An overall classification of the mapped reads of the serum samples (n = 477). This pie-chart on the left, generated using uniquely-mapped reads, shows an abundance of miRNA hits followed by protein-coding mRNAs and misc-RNAs. Allowing multi-mapped reads is affecting overall RNA profiles (on the right). For multi-mapped reads, piRNAs (green) are the most abundant RNA type followed by misc-RNAs (yellow) and tRNAs (purple). The annotations of GENCODE v26 and piRBase were used to create these plots. Similar pie-charts for the technical replicates are at the supplementary (Fig. S2).
Figure 3.
Figure 3.
The profiles of mapped reads from highly expressed (A) tRNAs (n = 41), (B) U3 snoRNAs (n = 18), (C) Vault RNAs (n = 4) and (D) Y_RNAs (n = 57). Each panel has a multiple sequence alignment (MSA) at the bottom and a corresponding density plot at the top. The x-axes of all plots display a nt position on their MSAs. For example, the MSA of tRNAs is 75 nts long which can be seen at the bottom of the plots. The density plots shows the overall mapping profiles and their x-axes also display nt positions. The heat-maps provide colored representation of the density plot per RNA in the alignment. Yellow and green correspond to the top expressed regions (i.e. high depth), while blue contain almost no mapped reads. White are the gaps in the alignment. (A) The reads mapped to mature tRNAs are mostly coming from the 3′ ends (density plot). (B) There is a peak at the 5′ end of the snoRNA density plot that corresponds to a 20 nts long region. (C) The Vault RNAs identified have a clear signal of expression at their 3′ ends (density plot and yellow bricks at the heatmap). (D) The Y_RNA reads are mostly originating from 5′ ends and there is a small peak at the 3′ end (density plot).
Figure 4.
Figure 4.
(A) The y-axis shows the log10 of standard deviations of normalized expression and the x-axis shows the log10 mean expression of identified sncRNAs. (B) The boxplots show the distribution of CV values in the serum samples and the technical replicates.
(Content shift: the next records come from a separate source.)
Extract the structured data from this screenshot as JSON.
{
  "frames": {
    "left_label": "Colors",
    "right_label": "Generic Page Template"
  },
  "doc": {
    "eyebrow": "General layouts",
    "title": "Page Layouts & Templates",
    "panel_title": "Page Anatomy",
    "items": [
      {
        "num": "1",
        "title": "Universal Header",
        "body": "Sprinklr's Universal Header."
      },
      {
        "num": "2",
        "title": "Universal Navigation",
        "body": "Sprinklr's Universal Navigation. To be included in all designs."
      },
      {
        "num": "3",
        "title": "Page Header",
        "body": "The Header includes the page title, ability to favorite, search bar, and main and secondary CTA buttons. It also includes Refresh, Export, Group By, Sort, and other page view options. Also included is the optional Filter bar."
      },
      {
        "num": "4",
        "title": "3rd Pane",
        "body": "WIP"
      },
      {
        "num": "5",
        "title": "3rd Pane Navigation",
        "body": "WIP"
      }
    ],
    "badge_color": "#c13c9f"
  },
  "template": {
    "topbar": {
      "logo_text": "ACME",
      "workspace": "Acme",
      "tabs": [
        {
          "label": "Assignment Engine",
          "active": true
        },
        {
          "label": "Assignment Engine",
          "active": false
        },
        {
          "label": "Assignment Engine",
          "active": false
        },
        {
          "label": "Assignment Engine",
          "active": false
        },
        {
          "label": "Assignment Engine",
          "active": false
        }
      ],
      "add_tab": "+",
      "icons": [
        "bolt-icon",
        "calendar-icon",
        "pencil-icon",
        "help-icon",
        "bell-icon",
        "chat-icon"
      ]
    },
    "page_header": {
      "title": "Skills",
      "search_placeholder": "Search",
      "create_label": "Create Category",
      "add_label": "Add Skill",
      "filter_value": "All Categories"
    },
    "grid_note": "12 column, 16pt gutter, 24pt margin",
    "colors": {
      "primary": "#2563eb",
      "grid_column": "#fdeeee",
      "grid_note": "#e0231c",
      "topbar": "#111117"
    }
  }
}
A pairwise MWU test (*** p << 0.0001) confirmed higher CV values in the serum samples than the technical replicates suggesting higher biological variation for the serum samples than the technical replicates. Randomly generated subsamples of the serum samples (n = 17) also produces similar results (Fig. S3) excluding variation due to different samples sizes.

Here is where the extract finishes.